Он относился к той части рыцарства, которая, не проникнувшись духом этого благородного звания, переняла одни лишь кичливые внешние признаки. Эти рыцари покрывали шёлком своих коней, раскрашивали щиты и седла, украшали шпоры и удила золотом, серебром и драгоценными камнями, так что было непонятно: это амуниция воина или более походит на женские безделушки? Такие рыцари, наверно, думали, что мечи их врагов будут отражены золотом? Они думали, что враги пощадят драгоценности на рыцарских доспехах или не смогут пронзить шелка?
Я по собственному опыту знаю, что более всего необходимы воину три вещи: сила, проницательность и осторожность. Он должен быть свободен в движениях и иметь возможность быстро обнажить свой меч. Тогда зачем эти рыцари заслоняли свой взор локонами, похожими на женские, зачем одевались в длинные, стесняющие движения туники, пряча свои нежные холёные руки в просторных и неудобных рукавах?..
Я бы сразу запретил этому Альберу появляться у нас, однако он был любезен и почтителен со мной, подчёркнуто уважительно, к месту и не к месту, отзывался о моих заслугах и тут же прекращал разговор со своими собеседниками, стоило мне начать рассказывать что-либо. Единственное, к чему я мог бы придраться, так это к его манере постоянно вставлять в свою болтовню высказывания древних и современных авторов. Я скоро убедился, что он ни одно из произведений, которые якобы знал, не прочитал и вряд ли представлял, о чём в них идёт речь. Но, в конце концов, это была простительная слабость: во времена наших дедов дворяне хвалились силой, ловкостью, удачливостью, – теперь в моду стали входить начитанность и образованность. Не гнать же за это из дома молодого вертопраха!

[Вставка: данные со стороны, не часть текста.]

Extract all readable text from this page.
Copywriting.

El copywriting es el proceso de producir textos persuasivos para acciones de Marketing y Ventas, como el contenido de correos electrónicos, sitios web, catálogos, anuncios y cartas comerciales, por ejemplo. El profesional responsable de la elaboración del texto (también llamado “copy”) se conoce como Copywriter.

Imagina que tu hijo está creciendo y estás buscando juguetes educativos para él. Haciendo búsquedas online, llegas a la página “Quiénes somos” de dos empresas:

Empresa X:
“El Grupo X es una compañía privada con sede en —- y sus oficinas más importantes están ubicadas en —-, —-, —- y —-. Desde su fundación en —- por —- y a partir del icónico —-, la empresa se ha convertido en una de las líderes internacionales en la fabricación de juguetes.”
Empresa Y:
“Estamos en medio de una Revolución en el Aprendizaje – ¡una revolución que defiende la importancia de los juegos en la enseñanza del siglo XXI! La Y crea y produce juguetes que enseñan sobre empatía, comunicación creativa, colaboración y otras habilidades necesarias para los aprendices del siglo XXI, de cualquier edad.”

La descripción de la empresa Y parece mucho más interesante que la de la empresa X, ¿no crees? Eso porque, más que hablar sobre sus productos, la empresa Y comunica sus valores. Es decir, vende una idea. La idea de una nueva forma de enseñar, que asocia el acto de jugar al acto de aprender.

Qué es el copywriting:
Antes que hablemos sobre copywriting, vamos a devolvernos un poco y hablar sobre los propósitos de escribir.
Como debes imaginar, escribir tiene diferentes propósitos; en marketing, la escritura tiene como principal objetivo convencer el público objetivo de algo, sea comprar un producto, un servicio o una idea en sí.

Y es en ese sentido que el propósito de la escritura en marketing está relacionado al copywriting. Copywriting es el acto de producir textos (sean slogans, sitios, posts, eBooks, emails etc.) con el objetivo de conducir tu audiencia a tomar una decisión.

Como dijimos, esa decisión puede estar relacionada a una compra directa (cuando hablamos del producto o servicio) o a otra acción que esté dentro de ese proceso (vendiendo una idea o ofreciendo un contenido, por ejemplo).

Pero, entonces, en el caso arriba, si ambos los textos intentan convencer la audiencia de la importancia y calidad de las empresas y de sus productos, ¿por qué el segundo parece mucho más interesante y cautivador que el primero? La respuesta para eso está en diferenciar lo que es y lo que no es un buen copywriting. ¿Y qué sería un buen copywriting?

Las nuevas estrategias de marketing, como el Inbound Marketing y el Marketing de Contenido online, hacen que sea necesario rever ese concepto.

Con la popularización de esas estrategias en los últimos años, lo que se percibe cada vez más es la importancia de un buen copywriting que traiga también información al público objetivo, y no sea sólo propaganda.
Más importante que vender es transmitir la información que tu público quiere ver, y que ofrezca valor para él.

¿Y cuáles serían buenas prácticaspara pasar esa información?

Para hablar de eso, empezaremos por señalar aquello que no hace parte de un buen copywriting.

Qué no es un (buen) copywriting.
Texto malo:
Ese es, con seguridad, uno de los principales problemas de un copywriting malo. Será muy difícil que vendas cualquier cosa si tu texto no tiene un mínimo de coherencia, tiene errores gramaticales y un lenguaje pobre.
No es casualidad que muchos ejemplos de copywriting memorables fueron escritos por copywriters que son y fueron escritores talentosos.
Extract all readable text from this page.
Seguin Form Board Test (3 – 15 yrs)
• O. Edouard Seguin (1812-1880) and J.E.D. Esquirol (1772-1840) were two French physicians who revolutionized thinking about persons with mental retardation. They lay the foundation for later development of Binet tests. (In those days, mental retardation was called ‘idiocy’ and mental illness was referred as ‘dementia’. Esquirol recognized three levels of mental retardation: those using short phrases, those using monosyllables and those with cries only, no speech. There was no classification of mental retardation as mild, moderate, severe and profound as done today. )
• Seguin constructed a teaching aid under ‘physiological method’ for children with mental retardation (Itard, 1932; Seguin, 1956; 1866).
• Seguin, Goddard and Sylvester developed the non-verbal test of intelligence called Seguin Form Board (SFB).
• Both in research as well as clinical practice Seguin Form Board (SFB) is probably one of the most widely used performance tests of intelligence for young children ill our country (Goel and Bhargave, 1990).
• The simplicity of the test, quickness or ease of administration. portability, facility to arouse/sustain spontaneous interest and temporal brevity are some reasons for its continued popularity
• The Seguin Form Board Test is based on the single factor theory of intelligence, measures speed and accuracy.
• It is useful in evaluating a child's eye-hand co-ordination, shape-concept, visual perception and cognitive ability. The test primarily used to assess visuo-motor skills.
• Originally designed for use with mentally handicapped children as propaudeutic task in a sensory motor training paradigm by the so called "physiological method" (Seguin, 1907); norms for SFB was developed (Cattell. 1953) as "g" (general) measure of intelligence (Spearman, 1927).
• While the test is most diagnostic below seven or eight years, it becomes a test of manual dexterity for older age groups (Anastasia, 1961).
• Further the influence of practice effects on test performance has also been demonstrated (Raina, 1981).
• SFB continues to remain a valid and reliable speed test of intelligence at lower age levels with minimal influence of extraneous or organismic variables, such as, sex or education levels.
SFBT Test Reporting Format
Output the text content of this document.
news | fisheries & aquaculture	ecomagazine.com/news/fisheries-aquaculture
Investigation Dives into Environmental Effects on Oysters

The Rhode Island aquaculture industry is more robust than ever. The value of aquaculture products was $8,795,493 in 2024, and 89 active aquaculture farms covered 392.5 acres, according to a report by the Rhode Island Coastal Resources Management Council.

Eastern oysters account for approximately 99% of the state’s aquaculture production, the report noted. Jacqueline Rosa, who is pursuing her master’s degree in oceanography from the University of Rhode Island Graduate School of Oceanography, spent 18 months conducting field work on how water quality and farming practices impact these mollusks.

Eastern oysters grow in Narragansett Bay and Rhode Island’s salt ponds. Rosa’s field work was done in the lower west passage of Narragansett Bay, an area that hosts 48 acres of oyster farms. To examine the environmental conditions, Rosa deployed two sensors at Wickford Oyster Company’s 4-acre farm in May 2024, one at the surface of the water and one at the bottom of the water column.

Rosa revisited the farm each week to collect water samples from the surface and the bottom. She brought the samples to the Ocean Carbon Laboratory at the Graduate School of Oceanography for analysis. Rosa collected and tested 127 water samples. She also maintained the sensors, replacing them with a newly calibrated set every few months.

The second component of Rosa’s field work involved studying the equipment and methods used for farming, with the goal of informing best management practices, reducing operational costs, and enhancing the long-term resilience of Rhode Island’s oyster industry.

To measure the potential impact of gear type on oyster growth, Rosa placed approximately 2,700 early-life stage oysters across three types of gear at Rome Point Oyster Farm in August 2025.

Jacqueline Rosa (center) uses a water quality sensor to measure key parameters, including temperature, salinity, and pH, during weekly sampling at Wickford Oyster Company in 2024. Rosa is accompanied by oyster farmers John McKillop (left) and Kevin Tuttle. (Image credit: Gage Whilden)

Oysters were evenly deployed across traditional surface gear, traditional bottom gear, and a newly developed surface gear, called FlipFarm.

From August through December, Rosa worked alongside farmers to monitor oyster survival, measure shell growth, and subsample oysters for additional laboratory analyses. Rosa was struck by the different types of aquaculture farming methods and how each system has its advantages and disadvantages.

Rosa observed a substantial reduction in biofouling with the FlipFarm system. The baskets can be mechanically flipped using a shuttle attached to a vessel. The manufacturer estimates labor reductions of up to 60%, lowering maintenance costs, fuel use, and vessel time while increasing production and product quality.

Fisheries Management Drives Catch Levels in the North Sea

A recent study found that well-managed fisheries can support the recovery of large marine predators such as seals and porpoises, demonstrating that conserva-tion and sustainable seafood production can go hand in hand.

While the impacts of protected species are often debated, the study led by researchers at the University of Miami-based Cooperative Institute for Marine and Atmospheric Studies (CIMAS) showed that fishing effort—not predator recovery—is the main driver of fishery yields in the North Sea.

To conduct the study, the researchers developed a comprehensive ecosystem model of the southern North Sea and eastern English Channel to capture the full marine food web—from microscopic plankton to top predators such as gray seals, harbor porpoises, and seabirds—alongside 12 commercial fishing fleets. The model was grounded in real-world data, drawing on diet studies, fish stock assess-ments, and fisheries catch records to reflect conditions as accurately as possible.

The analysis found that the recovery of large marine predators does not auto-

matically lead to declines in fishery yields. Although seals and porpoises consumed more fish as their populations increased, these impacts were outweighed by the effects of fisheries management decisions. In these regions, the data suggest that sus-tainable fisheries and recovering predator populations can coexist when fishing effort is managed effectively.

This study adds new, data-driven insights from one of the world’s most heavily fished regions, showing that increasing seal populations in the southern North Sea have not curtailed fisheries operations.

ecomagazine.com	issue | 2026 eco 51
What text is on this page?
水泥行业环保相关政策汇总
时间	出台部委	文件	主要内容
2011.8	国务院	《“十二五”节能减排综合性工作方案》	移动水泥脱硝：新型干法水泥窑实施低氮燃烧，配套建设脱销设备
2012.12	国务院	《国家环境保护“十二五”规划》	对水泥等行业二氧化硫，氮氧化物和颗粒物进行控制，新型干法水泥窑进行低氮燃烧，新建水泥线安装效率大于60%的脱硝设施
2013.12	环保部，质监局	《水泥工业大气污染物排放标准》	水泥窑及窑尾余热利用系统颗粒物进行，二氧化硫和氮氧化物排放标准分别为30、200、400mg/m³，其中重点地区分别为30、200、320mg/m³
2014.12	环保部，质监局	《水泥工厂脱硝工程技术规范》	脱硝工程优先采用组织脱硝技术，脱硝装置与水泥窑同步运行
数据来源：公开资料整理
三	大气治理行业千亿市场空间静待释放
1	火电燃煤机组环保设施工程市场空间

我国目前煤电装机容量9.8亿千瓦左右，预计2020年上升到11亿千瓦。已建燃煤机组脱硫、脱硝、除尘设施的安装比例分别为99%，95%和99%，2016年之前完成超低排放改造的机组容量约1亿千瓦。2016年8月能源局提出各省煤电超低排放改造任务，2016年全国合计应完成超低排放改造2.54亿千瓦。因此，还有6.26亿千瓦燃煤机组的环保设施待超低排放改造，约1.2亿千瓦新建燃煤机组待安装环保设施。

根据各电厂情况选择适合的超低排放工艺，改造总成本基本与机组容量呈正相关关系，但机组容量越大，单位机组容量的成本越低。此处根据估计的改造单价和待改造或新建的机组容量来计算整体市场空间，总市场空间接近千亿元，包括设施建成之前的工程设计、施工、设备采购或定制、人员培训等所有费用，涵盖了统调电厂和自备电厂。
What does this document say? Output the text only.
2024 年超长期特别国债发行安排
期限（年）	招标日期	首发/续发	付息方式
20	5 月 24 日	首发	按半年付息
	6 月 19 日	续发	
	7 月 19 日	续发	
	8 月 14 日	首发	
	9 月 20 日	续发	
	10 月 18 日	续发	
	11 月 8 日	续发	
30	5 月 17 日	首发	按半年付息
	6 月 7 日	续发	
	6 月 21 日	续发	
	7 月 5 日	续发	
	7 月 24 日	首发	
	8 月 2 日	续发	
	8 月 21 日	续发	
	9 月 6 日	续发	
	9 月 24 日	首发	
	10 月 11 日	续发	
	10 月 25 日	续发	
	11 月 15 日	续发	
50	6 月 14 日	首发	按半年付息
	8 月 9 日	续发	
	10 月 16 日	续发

Ухаживания Альбера за моей женой были в духе времени: он повсюду распространялся о её красоте, посвящал ей стихи, а бывая у нас, с нарочитой услужливостью исполнял даже незначительные просьбы Бланш; он не отходил от её кресла, ловя малейшее слово, сказанное ею, и вздыхал, глядя на неё. Это было в порядке вещей, почти все наши дамы обзавелись тогда подобными «пажами», и если бы Бланш осталась без своего «пажа», надо мной, пожалуй, стали бы смеяться, – в этом моя жена была права.
Насколько далеко могли зайти отношения такого «пажа» и его «дамы сердца», я не хотел вникать; повторяю, я был уверен, что моя Бланш не допустит никаких опасных вольностей. Ослеплённый гордыней, я слишком высоко вознёс мою супругу, – именно мою, принадлежащую мне! – а более того, слишком высоко ценил себя, – сильного, умного, великодушного, прославленного, – так что сама мысль об измене такому человеку, то есть мне, была дикой и кощунственной.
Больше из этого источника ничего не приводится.